Um rumor de água

Na voz de Fernanda há um rumor de água. Estamos na cidade, passa um eléctrico com turistas a descer uma das colinas de Lisboa, há um carro dos bombeiros sapadores com a sua pressa e as suas sirenes a subir a calçada, alguns jovens estudantes discutem em voz alta o seu pequeno mundo entre mochilas e telemóveis mas, ao mesmo tempo, na voz de Fernanda há um rumor de água. Será a água do Rio Távora, a que sobe no Inverno ao levantar uma neblina portátil quando as águas batem nas pedras gigantes das margens.

Se fosse Verão a voz de Fernanda teria a frescura das fontes onde ainda hoje se bebe por um púcaro de barro vidrado, uma água que mata as sedes mais antigas de quem secou nos lábios o pó dos caminhos para o trabalho e para a romaria.

Mas é Inverno. O sol não aquece os intervalos dos aguaceiros trazidos pelas nuvens mais escuras do lado do Oceano Atlântico. Duas turistas italianas, de mapa de Lisboa em riste, procuram uma livraria que venda partituras musicais. A vida acontece nestes encontros e desencontros. O Inverno teima em continuar como um calendário repreendido.

E a voz de Fernanda, com o seu rumor de água, liga de novo dois mundos separados pela solidão, pela distância e pelo tempo. Tal como numa prece ou num poema, Fernanda vai ligando de novo esses mundos separados. Há uma alegria convocada na Cidade pelo rumor da sua voz que veio das Serras. Assim, como se fosse a capa de um livro e não a realidade real da personagem desta crónica. «A Cidade e as Serras». Na pressa tantas vezes sem sentido da Cidade há uma voz que coloca de novo a funcionar a harmonia do Mundo das Serras. Na voz de Fernanda há um rumor de água.

6 thoughts on “Um rumor de água”

  1. jcf,
    Não sei se na voz dela havia rumor de água, mas vê-se que te matou uma sede d’alma. Valeu a pena a Fernanda, só por isso.

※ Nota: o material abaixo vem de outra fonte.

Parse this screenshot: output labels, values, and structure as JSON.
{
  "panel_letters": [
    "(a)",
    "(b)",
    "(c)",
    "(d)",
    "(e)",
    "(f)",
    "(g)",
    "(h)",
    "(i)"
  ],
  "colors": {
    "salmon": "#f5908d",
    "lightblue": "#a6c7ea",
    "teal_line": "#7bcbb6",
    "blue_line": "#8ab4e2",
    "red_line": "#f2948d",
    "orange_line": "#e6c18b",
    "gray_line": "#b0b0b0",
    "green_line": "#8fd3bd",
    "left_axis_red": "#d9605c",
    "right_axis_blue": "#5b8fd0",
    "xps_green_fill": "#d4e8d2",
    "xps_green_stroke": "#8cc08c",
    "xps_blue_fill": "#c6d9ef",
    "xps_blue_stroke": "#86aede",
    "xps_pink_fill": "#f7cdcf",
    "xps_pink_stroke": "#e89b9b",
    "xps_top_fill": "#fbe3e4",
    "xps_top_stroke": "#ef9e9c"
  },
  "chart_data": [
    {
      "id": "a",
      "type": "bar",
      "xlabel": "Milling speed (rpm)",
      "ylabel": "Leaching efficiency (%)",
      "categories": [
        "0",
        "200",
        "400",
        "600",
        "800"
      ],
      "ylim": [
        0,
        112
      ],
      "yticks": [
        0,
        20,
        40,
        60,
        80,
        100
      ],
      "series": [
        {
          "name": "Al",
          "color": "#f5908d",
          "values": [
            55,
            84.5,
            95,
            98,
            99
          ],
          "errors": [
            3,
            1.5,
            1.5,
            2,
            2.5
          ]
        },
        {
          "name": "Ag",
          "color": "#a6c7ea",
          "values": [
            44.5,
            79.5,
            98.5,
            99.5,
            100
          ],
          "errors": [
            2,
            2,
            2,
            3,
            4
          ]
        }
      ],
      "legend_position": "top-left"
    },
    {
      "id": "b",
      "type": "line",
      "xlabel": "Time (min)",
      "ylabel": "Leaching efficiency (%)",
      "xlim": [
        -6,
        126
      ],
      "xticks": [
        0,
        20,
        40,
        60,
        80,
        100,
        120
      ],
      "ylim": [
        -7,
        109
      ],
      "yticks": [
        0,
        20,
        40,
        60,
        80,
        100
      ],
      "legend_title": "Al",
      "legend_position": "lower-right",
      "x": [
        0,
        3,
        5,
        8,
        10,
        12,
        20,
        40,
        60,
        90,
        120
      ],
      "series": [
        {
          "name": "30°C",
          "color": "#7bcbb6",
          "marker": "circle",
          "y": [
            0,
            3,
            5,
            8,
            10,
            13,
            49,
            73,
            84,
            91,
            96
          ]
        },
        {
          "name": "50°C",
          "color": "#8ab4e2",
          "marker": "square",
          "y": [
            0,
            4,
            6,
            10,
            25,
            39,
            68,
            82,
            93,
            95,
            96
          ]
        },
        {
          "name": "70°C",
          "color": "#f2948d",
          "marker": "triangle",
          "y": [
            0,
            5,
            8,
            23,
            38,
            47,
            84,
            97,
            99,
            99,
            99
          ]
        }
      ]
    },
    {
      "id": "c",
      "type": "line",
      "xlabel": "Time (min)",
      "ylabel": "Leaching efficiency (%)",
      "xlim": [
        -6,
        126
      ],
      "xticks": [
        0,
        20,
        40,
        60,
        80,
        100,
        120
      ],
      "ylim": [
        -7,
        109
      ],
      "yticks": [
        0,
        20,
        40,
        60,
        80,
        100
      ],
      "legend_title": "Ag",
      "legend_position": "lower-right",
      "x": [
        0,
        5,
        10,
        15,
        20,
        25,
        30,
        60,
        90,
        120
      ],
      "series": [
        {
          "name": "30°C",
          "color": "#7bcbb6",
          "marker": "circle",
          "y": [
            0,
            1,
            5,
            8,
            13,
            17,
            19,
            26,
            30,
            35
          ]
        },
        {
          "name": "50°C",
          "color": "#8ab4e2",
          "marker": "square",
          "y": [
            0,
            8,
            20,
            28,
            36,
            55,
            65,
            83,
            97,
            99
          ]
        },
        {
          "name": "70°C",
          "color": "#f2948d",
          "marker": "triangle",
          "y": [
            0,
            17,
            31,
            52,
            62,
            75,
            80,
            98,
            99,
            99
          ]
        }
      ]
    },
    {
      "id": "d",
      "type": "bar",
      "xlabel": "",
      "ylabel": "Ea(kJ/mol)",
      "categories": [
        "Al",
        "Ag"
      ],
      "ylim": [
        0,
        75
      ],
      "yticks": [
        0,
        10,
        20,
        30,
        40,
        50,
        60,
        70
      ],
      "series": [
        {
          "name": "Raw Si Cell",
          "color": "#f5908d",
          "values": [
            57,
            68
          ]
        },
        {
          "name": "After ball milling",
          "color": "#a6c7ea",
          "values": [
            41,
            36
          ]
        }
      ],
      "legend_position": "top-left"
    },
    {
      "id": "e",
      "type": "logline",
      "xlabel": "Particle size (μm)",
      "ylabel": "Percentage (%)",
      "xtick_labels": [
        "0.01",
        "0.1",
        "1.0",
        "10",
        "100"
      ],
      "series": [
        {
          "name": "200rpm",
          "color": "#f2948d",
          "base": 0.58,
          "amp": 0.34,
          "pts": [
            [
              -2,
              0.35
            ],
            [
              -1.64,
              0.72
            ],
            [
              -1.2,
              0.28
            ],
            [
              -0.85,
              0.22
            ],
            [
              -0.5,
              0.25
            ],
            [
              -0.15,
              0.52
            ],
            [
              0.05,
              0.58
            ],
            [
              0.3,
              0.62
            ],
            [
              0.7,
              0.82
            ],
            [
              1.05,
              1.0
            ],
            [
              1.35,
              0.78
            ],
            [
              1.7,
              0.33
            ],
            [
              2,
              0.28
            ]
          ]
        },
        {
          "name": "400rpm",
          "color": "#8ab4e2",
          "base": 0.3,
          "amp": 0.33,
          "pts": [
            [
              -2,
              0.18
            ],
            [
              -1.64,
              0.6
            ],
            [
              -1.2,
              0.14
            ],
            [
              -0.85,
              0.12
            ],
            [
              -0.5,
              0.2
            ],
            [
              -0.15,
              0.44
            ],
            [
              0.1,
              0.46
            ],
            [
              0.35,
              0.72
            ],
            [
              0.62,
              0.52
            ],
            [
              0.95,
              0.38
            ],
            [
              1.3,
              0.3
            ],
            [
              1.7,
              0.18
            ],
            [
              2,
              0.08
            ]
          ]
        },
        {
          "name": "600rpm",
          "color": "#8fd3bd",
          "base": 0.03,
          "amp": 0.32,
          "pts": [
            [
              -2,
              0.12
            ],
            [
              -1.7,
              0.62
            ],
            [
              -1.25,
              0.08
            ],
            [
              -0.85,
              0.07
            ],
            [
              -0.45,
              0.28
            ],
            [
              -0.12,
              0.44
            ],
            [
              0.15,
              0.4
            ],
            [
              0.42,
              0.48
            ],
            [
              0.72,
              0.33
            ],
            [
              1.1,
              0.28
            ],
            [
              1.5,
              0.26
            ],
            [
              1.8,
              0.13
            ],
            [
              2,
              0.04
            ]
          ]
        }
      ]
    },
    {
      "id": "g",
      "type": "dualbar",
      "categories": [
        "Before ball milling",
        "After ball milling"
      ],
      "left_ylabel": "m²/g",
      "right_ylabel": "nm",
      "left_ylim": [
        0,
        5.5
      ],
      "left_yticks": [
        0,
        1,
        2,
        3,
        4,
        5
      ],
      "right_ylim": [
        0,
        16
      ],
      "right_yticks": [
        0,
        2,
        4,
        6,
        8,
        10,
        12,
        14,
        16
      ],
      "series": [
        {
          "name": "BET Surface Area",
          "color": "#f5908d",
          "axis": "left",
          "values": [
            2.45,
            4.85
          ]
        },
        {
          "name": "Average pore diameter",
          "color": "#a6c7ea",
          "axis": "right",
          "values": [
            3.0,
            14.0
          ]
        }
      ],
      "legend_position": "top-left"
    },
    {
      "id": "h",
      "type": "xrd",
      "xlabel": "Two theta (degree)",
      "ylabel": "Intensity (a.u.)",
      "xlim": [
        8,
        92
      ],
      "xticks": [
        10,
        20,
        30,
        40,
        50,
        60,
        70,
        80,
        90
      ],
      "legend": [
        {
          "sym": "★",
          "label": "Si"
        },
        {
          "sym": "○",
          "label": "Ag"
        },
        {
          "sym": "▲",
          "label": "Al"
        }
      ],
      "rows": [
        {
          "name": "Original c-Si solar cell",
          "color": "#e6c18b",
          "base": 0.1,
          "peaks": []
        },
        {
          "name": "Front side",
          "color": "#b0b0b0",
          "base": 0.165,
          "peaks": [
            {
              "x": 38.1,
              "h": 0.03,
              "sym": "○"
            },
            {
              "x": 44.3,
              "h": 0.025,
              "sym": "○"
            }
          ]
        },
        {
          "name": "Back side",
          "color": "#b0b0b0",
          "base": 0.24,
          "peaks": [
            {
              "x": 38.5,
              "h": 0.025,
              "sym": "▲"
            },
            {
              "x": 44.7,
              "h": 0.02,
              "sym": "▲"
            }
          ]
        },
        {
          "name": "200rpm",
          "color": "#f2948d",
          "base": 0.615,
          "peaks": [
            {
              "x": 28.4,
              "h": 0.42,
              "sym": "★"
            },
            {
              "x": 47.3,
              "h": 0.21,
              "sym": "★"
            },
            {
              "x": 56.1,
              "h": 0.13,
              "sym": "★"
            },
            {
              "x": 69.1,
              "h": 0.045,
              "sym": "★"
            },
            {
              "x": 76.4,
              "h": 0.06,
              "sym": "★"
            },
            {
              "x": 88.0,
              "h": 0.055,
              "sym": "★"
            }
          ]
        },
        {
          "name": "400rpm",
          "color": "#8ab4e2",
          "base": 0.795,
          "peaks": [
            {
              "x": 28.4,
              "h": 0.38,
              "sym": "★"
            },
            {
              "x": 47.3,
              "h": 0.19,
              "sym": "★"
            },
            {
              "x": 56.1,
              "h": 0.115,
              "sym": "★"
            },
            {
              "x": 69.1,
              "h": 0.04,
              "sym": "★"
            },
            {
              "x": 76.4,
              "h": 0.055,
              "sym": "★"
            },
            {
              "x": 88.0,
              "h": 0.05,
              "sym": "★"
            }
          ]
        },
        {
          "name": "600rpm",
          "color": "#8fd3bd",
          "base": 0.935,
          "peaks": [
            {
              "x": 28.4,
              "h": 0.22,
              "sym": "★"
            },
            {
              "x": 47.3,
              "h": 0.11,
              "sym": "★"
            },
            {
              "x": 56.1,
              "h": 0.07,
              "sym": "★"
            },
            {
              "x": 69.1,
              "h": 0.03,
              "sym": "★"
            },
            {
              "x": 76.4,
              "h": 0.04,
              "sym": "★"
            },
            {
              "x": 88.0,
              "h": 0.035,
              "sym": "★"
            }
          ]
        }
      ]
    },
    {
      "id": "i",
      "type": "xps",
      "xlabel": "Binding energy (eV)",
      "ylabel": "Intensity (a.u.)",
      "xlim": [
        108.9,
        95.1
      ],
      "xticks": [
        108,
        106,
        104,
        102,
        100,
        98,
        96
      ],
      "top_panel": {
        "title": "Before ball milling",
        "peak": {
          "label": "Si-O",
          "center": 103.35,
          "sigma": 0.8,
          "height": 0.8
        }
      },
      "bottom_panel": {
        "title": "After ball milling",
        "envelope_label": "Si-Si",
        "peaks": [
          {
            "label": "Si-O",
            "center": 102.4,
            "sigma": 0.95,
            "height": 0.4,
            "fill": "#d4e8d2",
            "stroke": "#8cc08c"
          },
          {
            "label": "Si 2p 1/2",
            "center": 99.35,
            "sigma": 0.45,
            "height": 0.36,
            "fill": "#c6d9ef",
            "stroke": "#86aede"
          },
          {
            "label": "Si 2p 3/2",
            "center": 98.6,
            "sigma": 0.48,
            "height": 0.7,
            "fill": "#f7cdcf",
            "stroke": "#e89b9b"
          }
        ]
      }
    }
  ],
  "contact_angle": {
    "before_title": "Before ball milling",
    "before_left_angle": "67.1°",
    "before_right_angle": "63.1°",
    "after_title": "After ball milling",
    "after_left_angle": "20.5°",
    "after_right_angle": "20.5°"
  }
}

  2. Meu Caro, belíssmo poema em prosa, ou belíssima prosa poética. Tanto faz. E não sou como o RVN que quis logo bisbilhotar se a Fernanda existe ou não. Então para que servem os poetas senão para criarem a verdade até onde ela não existe?
    Só uma questão pessoal. Embirro solenemente com o abuso do verbo “colocar”, como se “pôr” já não servisse para nada. E, em vez daquele “coloca”, um “pôe” dava mais ritmo à frase.